This notebook is a simple example how to use DeGirum PySDK to do AI inference of an audio stream from local microphone. PyAudio is required to run this sample.

In [None]:
import sys
import degirum as dg  # import DeGirum PySDK
import numpy as np
from IPython.display import clear_output

In [None]:
# connect to model zoo
zoo = dg.connect_model_zoo()

# load model
model = zoo.load_model("mobilenet_v1_yamnet_sound_cls--96x64_quant_n2x_orca_1")

In [None]:
# Define model-specific audio streaming function
# TL;DR: 
# We define context manager function, which opens PyAudio stream on enter, reads it and yields audio waveforms
# of proper type, proper size, and with proper overlap.
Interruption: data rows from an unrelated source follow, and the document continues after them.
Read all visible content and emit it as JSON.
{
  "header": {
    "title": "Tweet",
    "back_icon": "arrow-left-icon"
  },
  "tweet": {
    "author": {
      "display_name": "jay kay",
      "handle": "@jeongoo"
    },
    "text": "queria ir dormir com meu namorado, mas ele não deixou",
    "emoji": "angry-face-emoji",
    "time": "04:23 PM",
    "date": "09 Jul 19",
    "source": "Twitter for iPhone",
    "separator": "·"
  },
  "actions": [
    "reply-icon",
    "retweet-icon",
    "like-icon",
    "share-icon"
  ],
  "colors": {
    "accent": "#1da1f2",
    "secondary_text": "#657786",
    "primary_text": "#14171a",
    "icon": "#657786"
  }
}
It properly closes PyAudio stream on exit.
# You pass model parameters and check-for-abort function as arguments.

import pyaudio
from contextlib import contextmanager

@contextmanager 
def AudioStream( model_info, check_abort ):
    chunk_length = model_info.InputWaveformSize[0] // 2
    audio = pyaudio.PyAudio()
    stream = audio.open(format = pyaudio.paInt16, channels = 1,
            rate = int(model_info.InputSamplingRate[0]), input = True, frames_per_buffer = chunk_length)
    
    data = np.zeros(2 * chunk_length, dtype = np.int16)
    try:
        def out_stream():
            while not check_abort():
                data[:chunk_length] = data[chunk_length:]
                data[chunk_length:] = np.frombuffer(stream.read(chunk_length), dtype = np.int16)
                yield data
        yield out_stream
    finally:
        stream.stop_stream() # stop audio streaming
        stream.close() # close audio stream
        audio.terminate() # terminate audio library


In [None]:
abort = False # stream abort flag
N = 5 # inference results history depth
history = [] # list of N consecutive inference results

# Acquire model input stream object
with AudioStream(model.model_info, lambda: abort) as stream:
    #
    # AI prediction loop.
    # emit keyboard typing sound to stop
    #
    for res in model.predict_batch(stream()):
        # clear Jupyter output cell
        clear_output(wait = True) 
        
        # add top inference result to history
        history.insert(0, f"{res.results[0]['label']}: {res.results[0]['score']}" )
    
        # keep only N last elements in history
        if len(history) > N:
            history.pop()
    
        # print history
        for m in history:
            print(m)
        
        # check for stop condition
        if res.results[0]['label'] == "Typing":
            abort = True